Our current results reconfirm the conclusions of the previously published report [11], even if the lower number of borderline results (particularly those with ES = 3) in the current study precludes a more detailed analysis of the relative hazards of this particular category. On the other hand, in contrast to the ADNI cohort, which has only three AD biomarkers available, in the current study we were able to evaluate the ES based on its original four-biomarker algorithm (i.e., including the Aβ42/40 ratio in addition to Aβ1–42, Tau, and pTau181). We believe that this is the reason for somehow higher hazard ratios in this study, particularly in the neurochemically probable AD category, which could be interpreted as a more clear separation of the categories achieved due to inclusion of the Aβ42/40 ratio, a biomarker well known to improve the accuracy of the AD diagnostics [12, 37,38,39]. On the other hand, in the current study the confidence intervals of the hazard ratios are broader, obviously as a consequence of the smaller number of the cases. Taken together, the same conclusions are obtained in both studies (US-ADNI and the current one) in spite of the fact that they have different settings (multicenter versus monocenter), they apply entirely different sample collection and handling protocols, they measure biomarkers with two different analytical methods (multiplexing and ELISA, respectively), and of course they use completely different sets of cutoff values.

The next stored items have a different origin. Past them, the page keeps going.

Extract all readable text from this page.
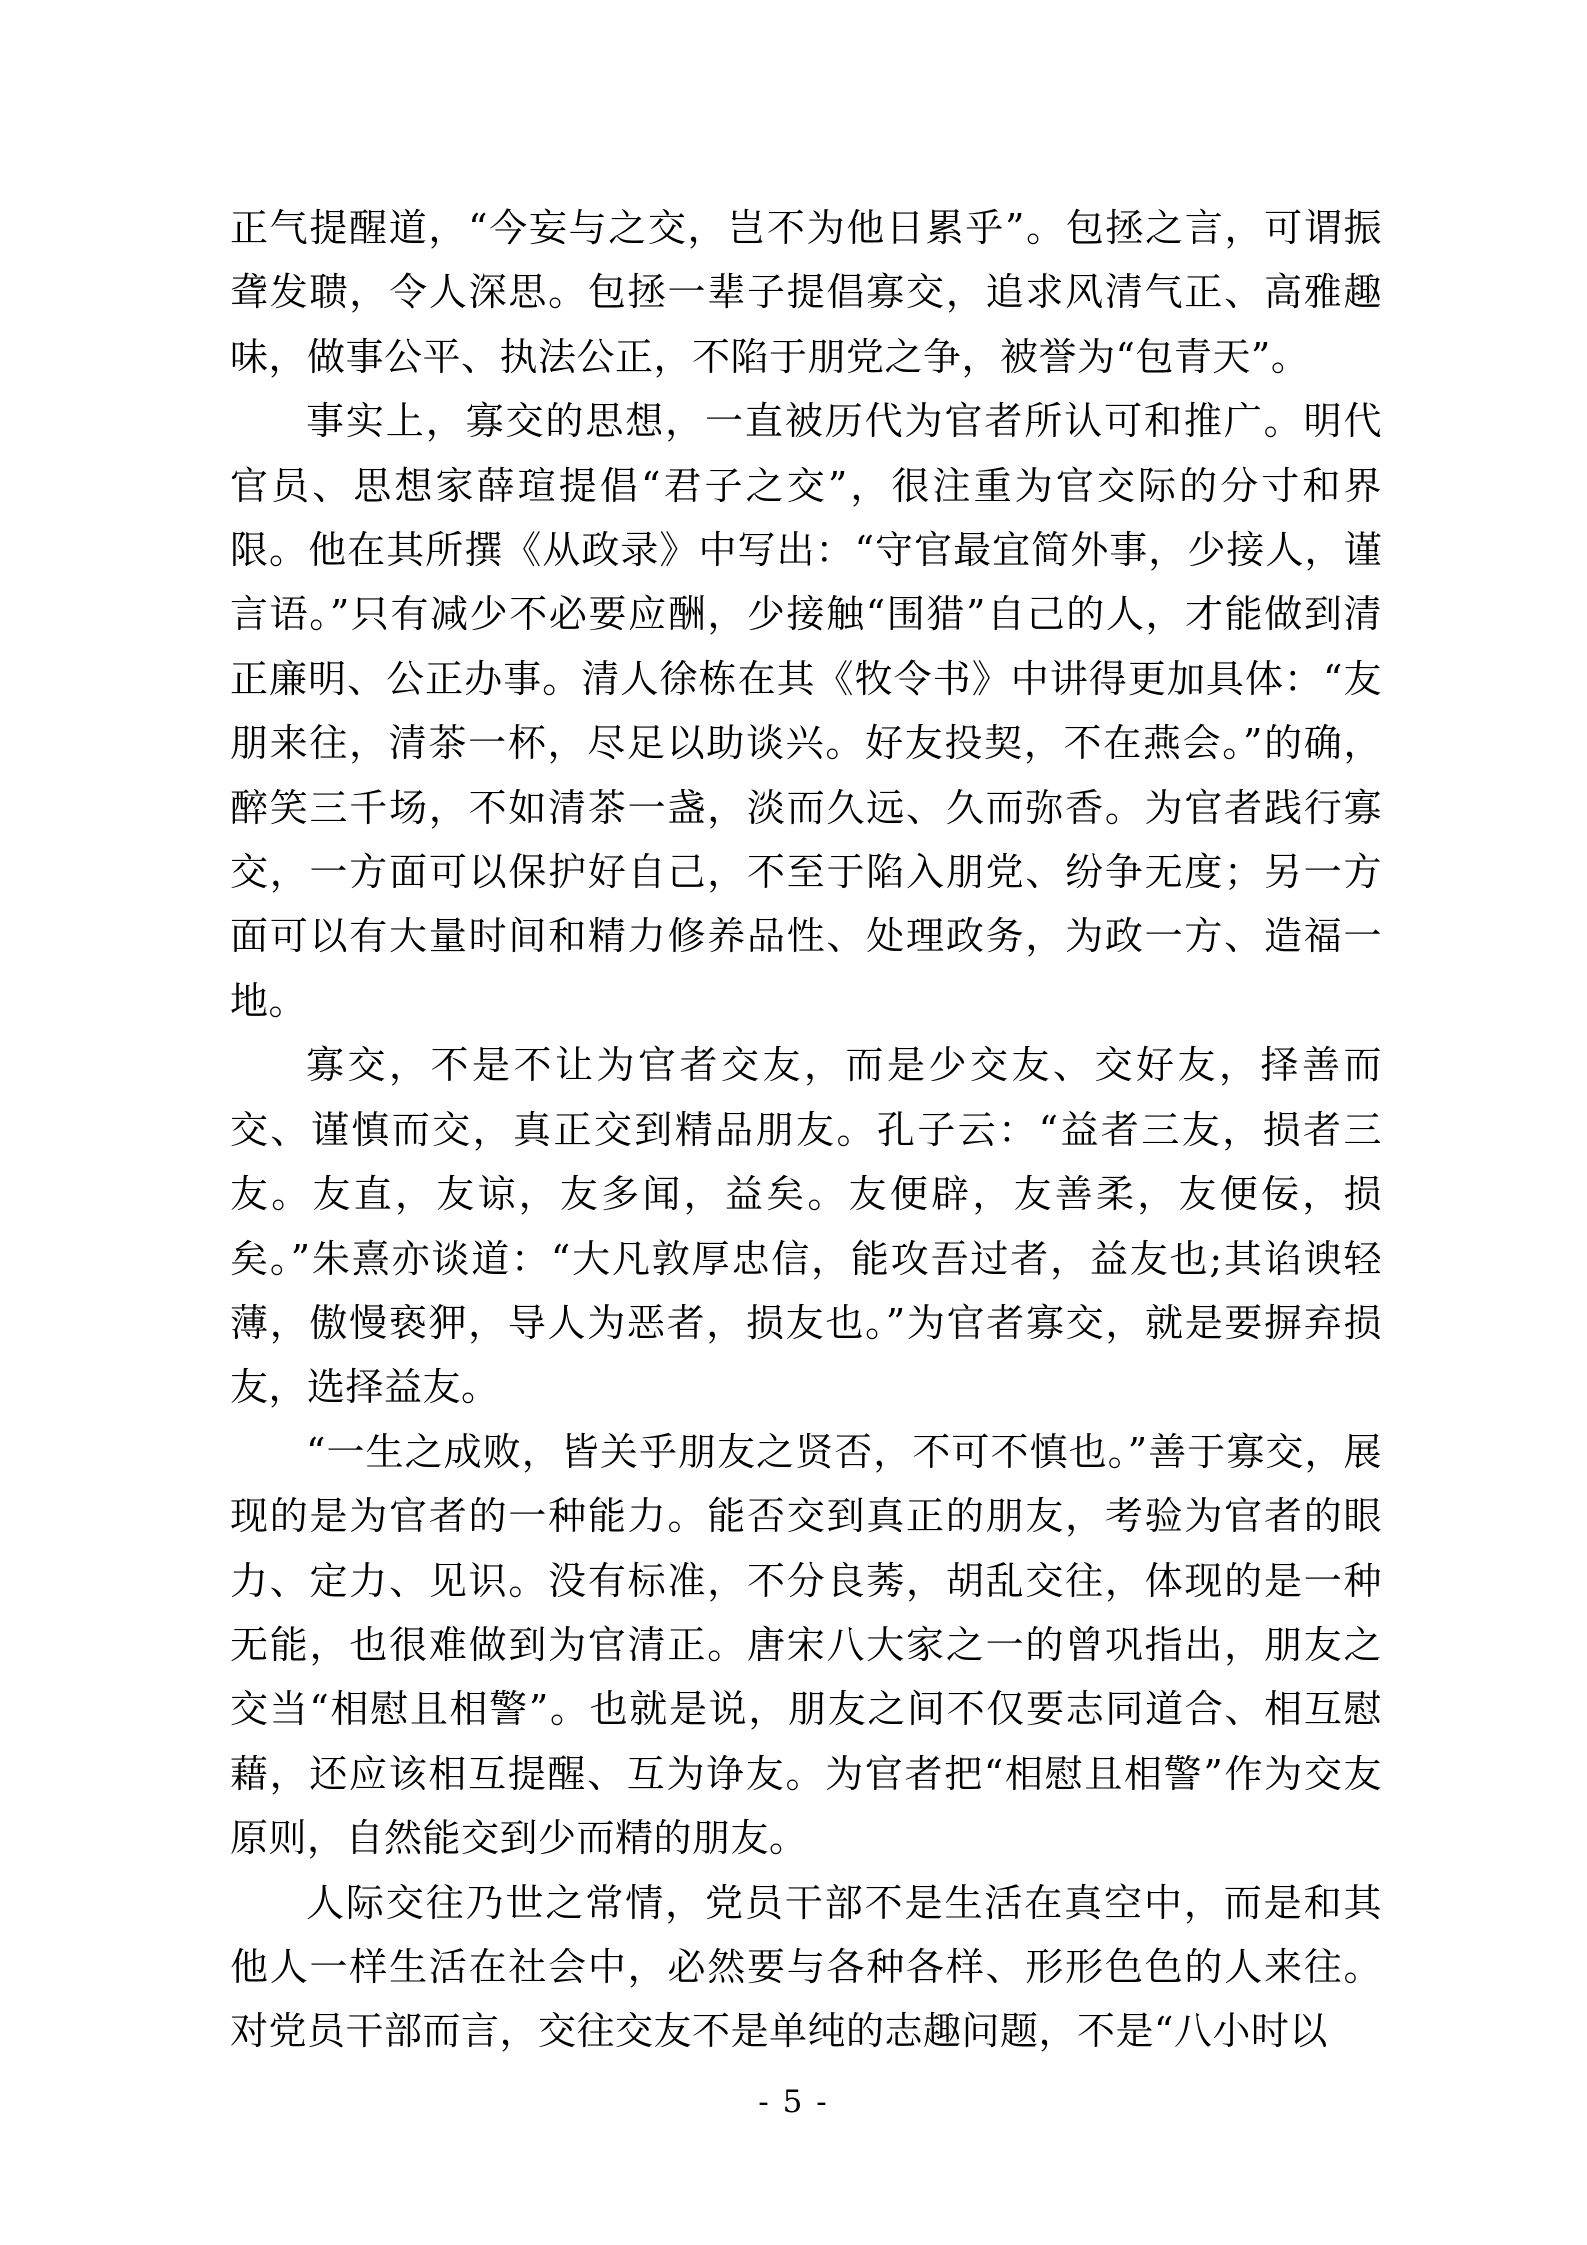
正气提醒道，“今妄与之交，岂不为他日累乎”。包拯之言，可谓振聋发聩，令人深思。包拯一辈子提倡寡交，追求风清气正、高雅趣味，做事公平、执法公正，不陷于朋党之争，被誉为“包青天”。

事实上，寡交的思想，一直被历代为官者所认可和推广。明代官员、思想家薛瑄提倡“君子之交”，很注重为官交际的分寸和界限。他在其所撰《从政录》中写出：“守官最宜简外事，少接人，谨言语。”只有减少不必要应酬，少接触“围猎”自己的人，才能做到清正廉明、公正办事。清人徐栋在其《牧令书》中讲得更加具体：“友朋来往，清茶一杯，尽足以助谈兴。好友投契，不在燕会。”的确，醉笑三千场，不如清茶一盏，淡而久远、久而弥香。为官者践行寡交，一方面可以保护好自己，不至于陷入朋党、纷争无度；另一方面可以有大量时间和精力修养品性、处理政务，为政一方、造福一地。

寡交，不是不让为官者交友，而是少交友、交好友，择善而交、谨慎而交，真正交到精品朋友。孔子云：“益者三友，损者三友。友直，友谅，友多闻，益矣。友便辟，友善柔，友便佞，损矣。”朱熹亦谈道：“大凡敦厚忠信，能攻吾过者，益友也;其谄谀轻薄，傲慢亵狎，导人为恶者，损友也。”为官者寡交，就是要摒弃损友，选择益友。

“一生之成败，皆关乎朋友之贤否，不可不慎也。”善于寡交，展现的是为官者的一种能力。能否交到真正的朋友，考验为官者的眼力、定力、见识。没有标准，不分良莠，胡乱交往，体现的是一种无能，也很难做到为官清正。唐宋八大家之一的曾巩指出，朋友之交当“相慰且相警”。也就是说，朋友之间不仅要志同道合、相互慰藉，还应该相互提醒、互为诤友。为官者把“相慰且相警”作为交友原则，自然能交到少而精的朋友。

人际交往乃世之常情，党员干部不是生活在真空中，而是和其他人一样生活在社会中，必然要与各种各样、形形色色的人来往。对党员干部而言，交往交友不是单纯的志趣问题，不是“八小时以

- 5 -
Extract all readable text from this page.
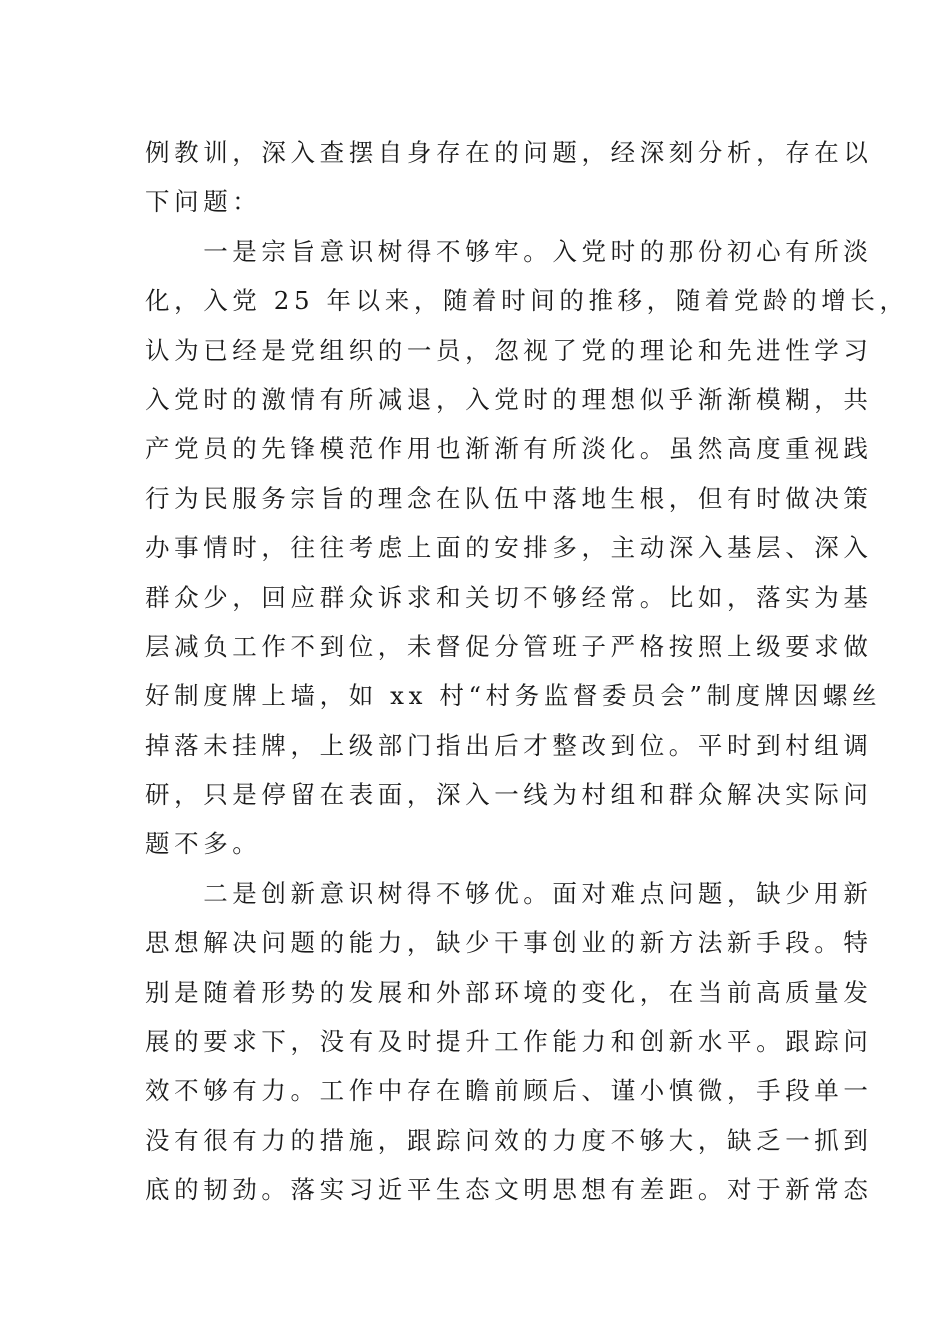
例教训，深入查摆自身存在的问题，经深刻分析，存在以
下问题：
　　一是宗旨意识树得不够牢。入党时的那份初心有所淡
化，入党 25 年以来，随着时间的推移，随着党龄的增长，
认为已经是党组织的一员，忽视了党的理论和先进性学习
入党时的激情有所减退，入党时的理想似乎渐渐模糊，共
产党员的先锋模范作用也渐渐有所淡化。虽然高度重视践
行为民服务宗旨的理念在队伍中落地生根，但有时做决策
办事情时，往往考虑上面的安排多，主动深入基层、深入
群众少，回应群众诉求和关切不够经常。比如，落实为基
层减负工作不到位，未督促分管班子严格按照上级要求做
好制度牌上墙，如 xx 村“村务监督委员会”制度牌因螺丝
掉落未挂牌，上级部门指出后才整改到位。平时到村组调
研，只是停留在表面，深入一线为村组和群众解决实际问
题不多。
　　二是创新意识树得不够优。面对难点问题，缺少用新
思想解决问题的能力，缺少干事创业的新方法新手段。特
别是随着形势的发展和外部环境的变化，在当前高质量发
展的要求下，没有及时提升工作能力和创新水平。跟踪问
效不够有力。工作中存在瞻前顾后、谨小慎微，手段单一
没有很有力的措施，跟踪问效的力度不够大，缺乏一抓到
底的韧劲。落实习近平生态文明思想有差距。对于新常态
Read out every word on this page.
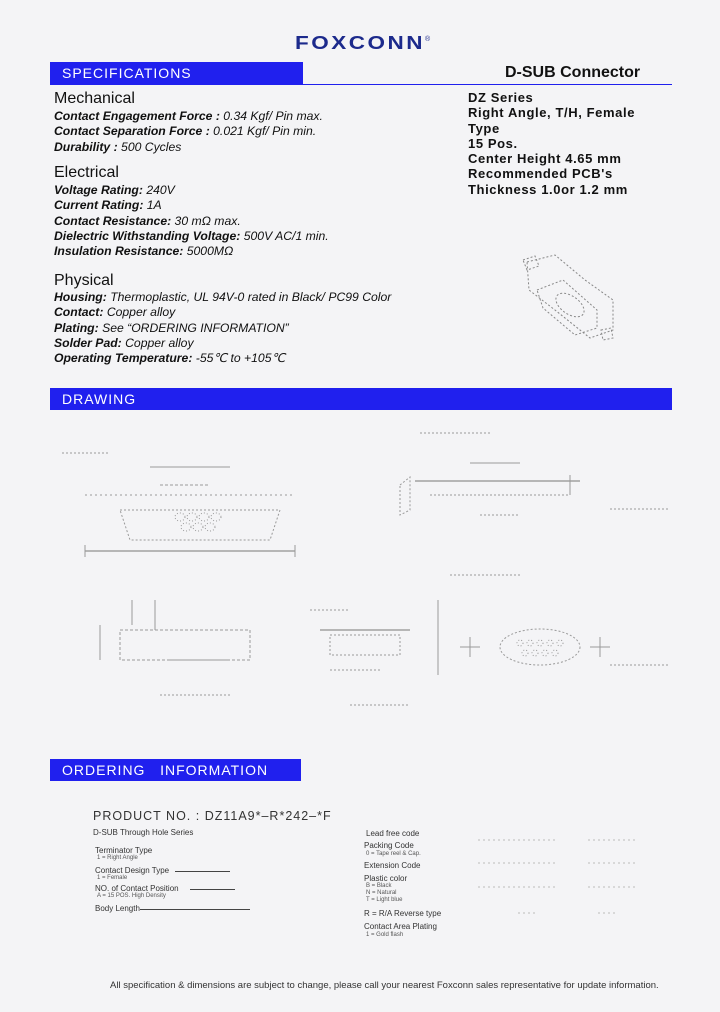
FOXCONN ®
SPECIFICATIONS	D-SUB Connector
DZ Series
Right Angle, T/H, Female
Type
15 Pos.
Center Height 4.65 mm
Recommended PCB's
Thickness 1.0or 1.2 mm
Mechanical
Contact Engagement Force : 0.34 Kgf/ Pin max.
Contact Separation Force : 0.021 Kgf/ Pin min.
Durability : 500 Cycles
Electrical
Voltage Rating: 240V
Current Rating: 1A
Contact Resistance: 30 mΩ max.
Dielectric Withstanding Voltage: 500V AC/1 min.
Insulation Resistance: 5000MΩ
Physical
Housing: Thermoplastic, UL 94V-0 rated in Black/ PC99 Color
Contact: Copper alloy
Plating: See “ORDERING INFORMATION”
Solder Pad: Copper alloy
Operating Temperature: -55℃ to +105℃
DRAWING
ORDERING   INFORMATION
PRODUCT NO. : DZ11A9*–R*242–*F
D-SUB Through Hole Series
Terminator Type
1 = Right Angle
Contact Design Type
1 = Female
NO. of Contact Position
A = 15 POS. High Density
Body Length
Lead free code
Packing Code
0 = Tape reel & Cap.
Extension Code
Plastic color
B = Black
N = Natural
T = Light blue
R = R/A Reverse type
Contact Area Plating
1 = Gold flash
All specification & dimensions are subject to change, please call your nearest Foxconn sales representative for update information.
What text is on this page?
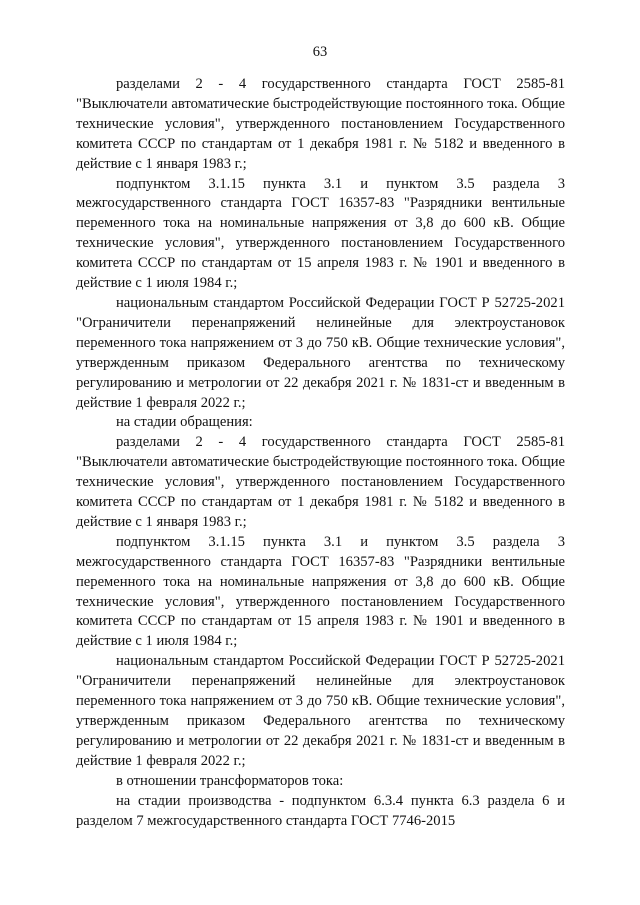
63

разделами 2 - 4 государственного стандарта ГОСТ 2585-81 "Выключатели автоматические быстродействующие постоянного тока. Общие технические условия", утвержденного постановлением Государственного комитета СССР по стандартам от 1 декабря 1981 г. № 5182 и введенного в действие с 1 января 1983 г.;

подпунктом 3.1.15 пункта 3.1 и пунктом 3.5 раздела 3 межгосударственного стандарта ГОСТ 16357-83 "Разрядники вентильные переменного тока на номинальные напряжения от 3,8 до 600 кВ. Общие технические условия", утвержденного постановлением Государственного комитета СССР по стандартам от 15 апреля 1983 г. № 1901 и введенного в действие с 1 июля 1984 г.;

национальным стандартом Российской Федерации ГОСТ Р 52725-2021 "Ограничители перенапряжений нелинейные для электроустановок переменного тока напряжением от 3 до 750 кВ. Общие технические условия", утвержденным приказом Федерального агентства по техническому регулированию и метрологии от 22 декабря 2021 г. № 1831-ст и введенным в действие 1 февраля 2022 г.;

на стадии обращения:

разделами 2 - 4 государственного стандарта ГОСТ 2585-81 "Выключатели автоматические быстродействующие постоянного тока. Общие технические условия", утвержденного постановлением Государственного комитета СССР по стандартам от 1 декабря 1981 г. № 5182 и введенного в действие с 1 января 1983 г.;

подпунктом 3.1.15 пункта 3.1 и пунктом 3.5 раздела 3 межгосударственного стандарта ГОСТ 16357-83 "Разрядники вентильные переменного тока на номинальные напряжения от 3,8 до 600 кВ. Общие технические условия", утвержденного постановлением Государственного комитета СССР по стандартам от 15 апреля 1983 г. № 1901 и введенного в действие с 1 июля 1984 г.;

национальным стандартом Российской Федерации ГОСТ Р 52725-2021 "Ограничители перенапряжений нелинейные для электроустановок переменного тока напряжением от 3 до 750 кВ. Общие технические условия", утвержденным приказом Федерального агентства по техническому регулированию и метрологии от 22 декабря 2021 г. № 1831-ст и введенным в действие 1 февраля 2022 г.;

в отношении трансформаторов тока:

на стадии производства - подпунктом 6.3.4 пункта 6.3 раздела 6 и разделом 7 межгосударственного стандарта ГОСТ 7746-2015
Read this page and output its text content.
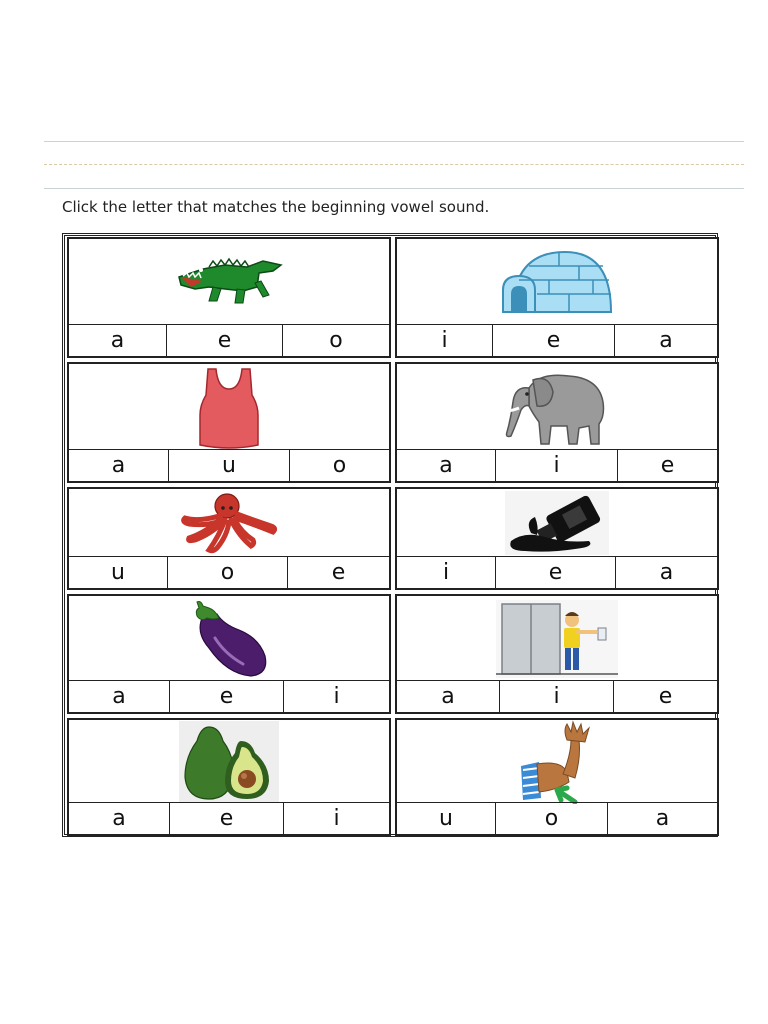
Click the letter that matches the beginning vowel sound.
a	e	o	i	e	a
a	u	o	a	i	e
u	o	e	i	e	a
a	e	i	a	i	e
a	e	i	u	o	a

This study is not without limitations, and perhaps the most serious is the low number of subjects with borderline biomarker concentrations, decreasing the sizes of the categories with ES = 1 or ES = 3. On the other hand, however, by definition the number of the borderline results should be low compared to the clear-cut results (ER = 0 or 2 or 4). Also, as seen in the tabulated part of Fig. 1, there is natural dropout of patients during the observation time, which limits the power of the conclusions that can be drawn beyond 5 years. Further, it is not the scope of this study to modify the current version of the Erlangen Score algorithm in such a way that it would apply different scoring weights to the biomarkers considered; for example, we are currently working on such a modification that would take into consideration that phosphorylated Tau seems to be a more specific AD biomarker than total Tau and that Aβ42/40 is obviously more accurate AD biomarker than Aβ1-42.

Conclusions

Our results reconfirm and extend the conclusions of the previously published report that the Erlangen Score is a useful tool facilitating interpretation of a complex pattern of the CSF AD biomarkers; particularly, the Erlangen Score helps to understand CSF patterns in MCI patients progressing to AD dementia.